Evidence indicates that Federal Highway Administration officials ignored complaints about Trinity Industry, Inc. guardrail dangers. While these U.S. safety officials publicly and vigorously defended the guardrail system’s crashworthiness, they secretly transmitted internal emails that indicated that they had grave concerns that they were killing and maiming motorists on American highways.
The FHWA is responsible for ensuring the public’s safety on the roadways across the nation. States rely upon the agency’s certifications to determine which products are safe to use. In fact, the federal programs reimburse states for highway expenses only if they use those products certified by the Department of Transportation to be crashworthy. When the FHWA removes or revokes certification, states typically stop using that product, and so giving the federal agency tremendous power to affect safety measures in every state in the country. In addition, the American public trusts the agency to look out for our interests. FHWA officials violated that sacred trust with tragic results.
Emails Indicate Agency Officials’ Knowledge and Doubts
Beginning in 2012, Nick Artimovich, an engineer with the Federal Highway
Administration, received several emails from a whistleblower’s
attorneys, state officials and other stakeholders about the design
alterations the company made to its ET-Plus guardrails. These emails reveal the agency’s awareness about the possible risks and
actions taken to help Trinity Industriies protect itself.
According to Bloomberg Businessweek,
Mr. Artimovich sent an email to a state official defending Trinity as
having a good track record. He also warned a Trinity consultant about
the allegations brought by the whistleblower that the company had made a second unauthorized design change.
Joshua Harman, had discovered the design change in January of 2012 while
defending himself against patent infringement allegations in a lawsuit
filed by Trinity Industries.

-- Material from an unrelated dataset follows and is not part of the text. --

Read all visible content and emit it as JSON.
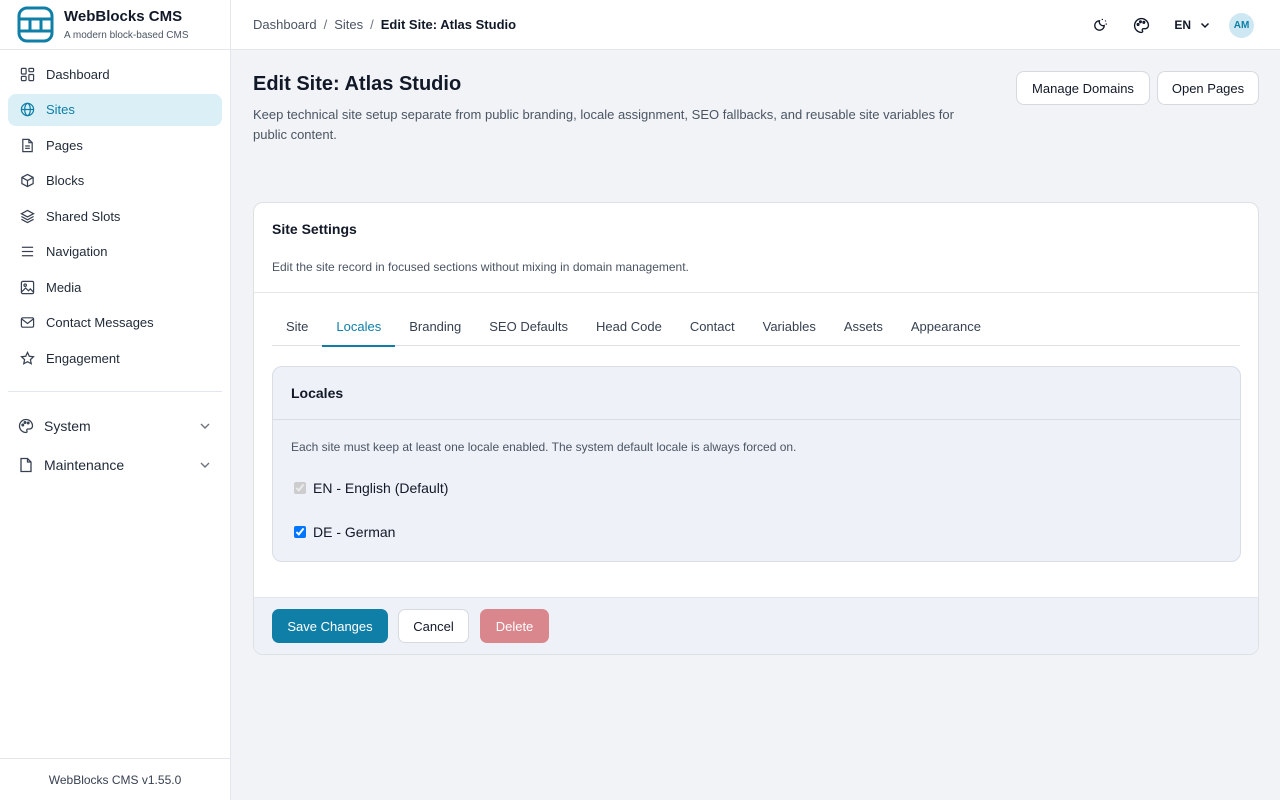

He alerted Mr. Artimovich, who then shared
the information with Trinity. Mr. Artimovich even forwarded to the
company Mr. Harman’s presentation about the risks. In an email to a
Trinity VP, Mr. Artimovich emphasizes his concern about the existence of guardrails that do not conform to the crash-tested design.

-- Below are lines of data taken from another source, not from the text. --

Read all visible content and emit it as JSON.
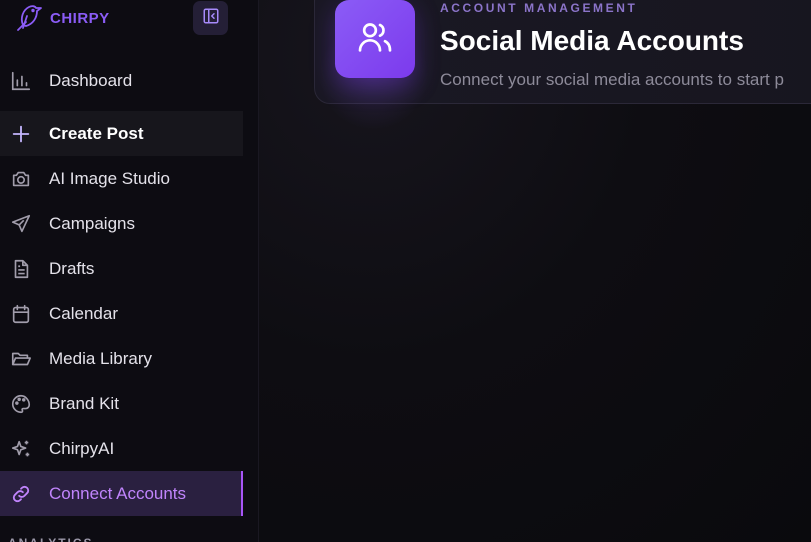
{
  "brand": {
    "name": "CHIRPY",
    "color": "#8b5cf6"
  },
  "sidebar": {
    "collapse_icon": "sidebar-collapse-icon",
    "items": [
      {
        "label": "Dashboard",
        "icon": "bar-chart-icon"
      },
      {
        "label": "Create Post",
        "icon": "plus-icon"
      },
      {
        "label": "AI Image Studio",
        "icon": "camera-icon"
      },
      {
        "label": "Campaigns",
        "icon": "plane-icon"
      },
      {
        "label": "Drafts",
        "icon": "document-icon"
      },
      {
        "label": "Calendar",
        "icon": "calendar-icon"
      },
      {
        "label": "Media Library",
        "icon": "folder-open-icon"
      },
      {
        "label": "Brand Kit",
        "icon": "palette-icon"
      },
      {
        "label": "ChirpyAI",
        "icon": "sparkles-icon"
      },
      {
        "label": "Connect Accounts",
        "icon": "link-icon",
        "active": true
      }
    ],
    "section_label": "ANALYTICS",
    "active_color": "#c084fc"
  },
  "header": {
    "eyebrow": "ACCOUNT MANAGEMENT",
    "title": "Social Media Accounts",
    "subtitle": "Connect your social media accounts to start p",
    "icon": "users-icon",
    "accent": "#8b5cf6"
  }
}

Artimovich also proclaimed that his “customers” included “both the
industry and the driving public.” Maybe this explains why he saw nothing wrong with giving heads-up to a company accused of violating the law.

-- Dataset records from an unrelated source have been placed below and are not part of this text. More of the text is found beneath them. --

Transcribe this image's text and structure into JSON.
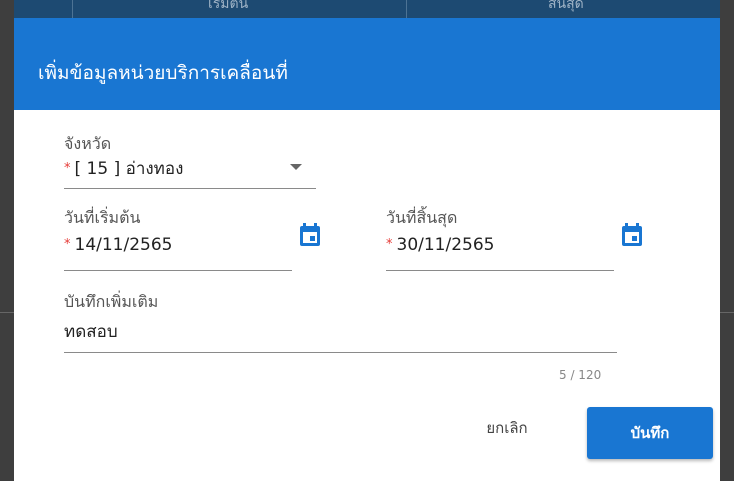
{
  "background_table": {
    "headers": [
      "เริ่มต้น",
      "สิ้นสุด"
    ]
  },
  "dialog": {
    "title": "เพิ่มข้อมูลหน่วยบริการเคลื่อนที่",
    "province": {
      "label": "จังหวัด",
      "value": "[ 15 ] อ่างทอง",
      "required_marker": "*"
    },
    "start_date": {
      "label": "วันที่เริ่มต้น",
      "value": "14/11/2565",
      "required_marker": "*",
      "icon": "calendar-icon"
    },
    "end_date": {
      "label": "วันที่สิ้นสุด",
      "value": "30/11/2565",
      "required_marker": "*",
      "icon": "calendar-icon"
    },
    "note": {
      "label": "บันทึกเพิ่มเติม",
      "value": "ทดสอบ",
      "counter": "5 / 120"
    },
    "actions": {
      "cancel_label": "ยกเลิก",
      "save_label": "บันทึก"
    }
  },
  "colors": {
    "primary": "#1976d2",
    "required": "#e53935",
    "backdrop_header": "#1d4a72"
  }
}
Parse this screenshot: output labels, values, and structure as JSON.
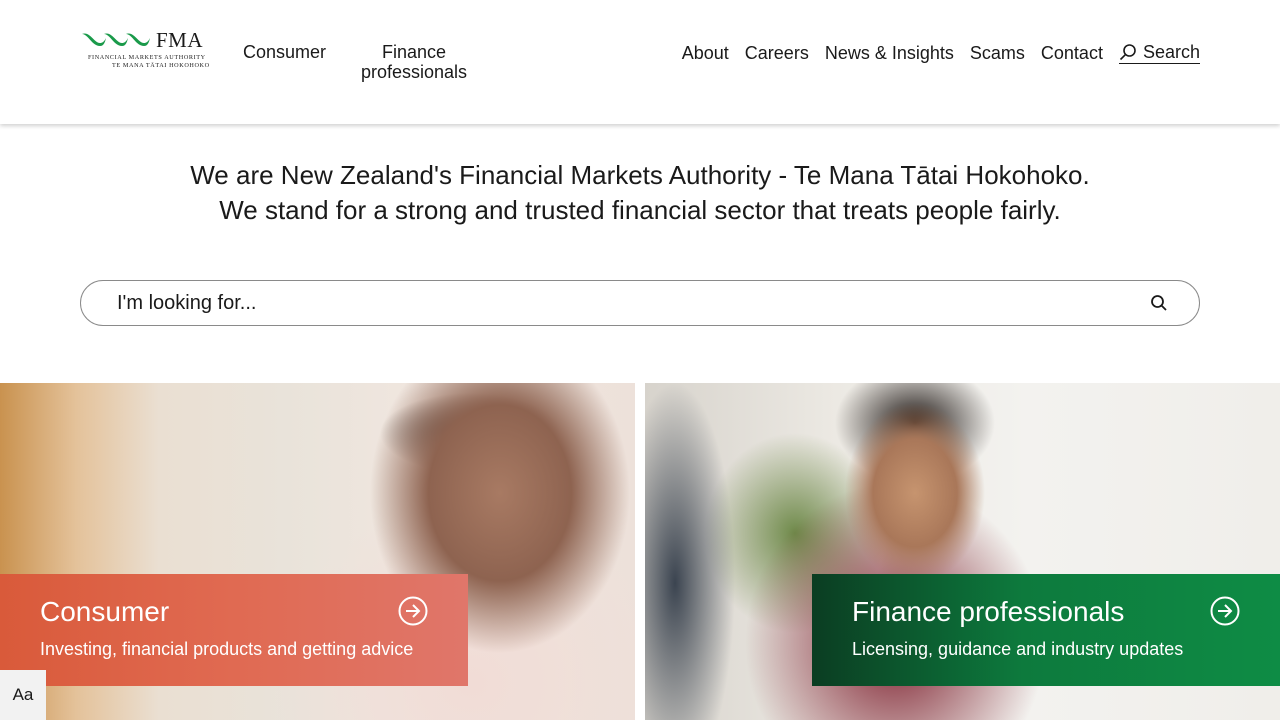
{
  "logo": {
    "text": "FMA",
    "sub1": "FINANCIAL MARKETS AUTHORITY",
    "sub2": "TE MANA TĀTAI HOKOHOKO",
    "brand_color": "#1a9a4a"
  },
  "nav": {
    "consumer": "Consumer",
    "finance": "Finance professionals",
    "about": "About",
    "careers": "Careers",
    "news": "News & Insights",
    "scams": "Scams",
    "contact": "Contact",
    "search": "Search"
  },
  "intro": {
    "line1": "We are New Zealand's Financial Markets Authority - Te Mana Tātai Hokohoko.",
    "line2": "We stand for a strong and trusted financial sector that treats people fairly."
  },
  "search": {
    "placeholder": "I'm looking for..."
  },
  "cards": {
    "consumer": {
      "title": "Consumer",
      "subtitle": "Investing, financial products and getting advice",
      "color": "#d95a3a"
    },
    "finance": {
      "title": "Finance professionals",
      "subtitle": "Licensing, guidance and industry updates",
      "color": "#0e8c45"
    }
  },
  "accessibility": {
    "font_button": "Aa"
  }
}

Perhaps one of the most shocking emails was his response to a developer of the
ET-Plus predecessor guardrail design. Dean Sicking wrote to Mr.
Artimovich, expressing surprise when he read that the new design had not been tested or gained FHWA approval. Mr. Artimovich responded that
although additional crash tests of the modified ET-Plus had performed as expected, “it’s hard to ignore the fatal results.”
FHWA’s Inaction Allowed Trinity Enormous Profits Until …
For more than two years after the roadway hazard came to light, Trinity
continued to sell the defective guardrails and earn millions more in
profits because of the federal agency’s certification.
But, this past October, justice was finally served. A Texas jury rendered a $175 million verdict against Trinity
for the amount the federal government paid to states for using the
ET-Plus product since 2006. To date, at least 36 states have stopped buying the ET-Plus terminals and Virginia has begun to remove them from its roadways. Also, dozens of injured drivers have filed lawsuits against Trinity.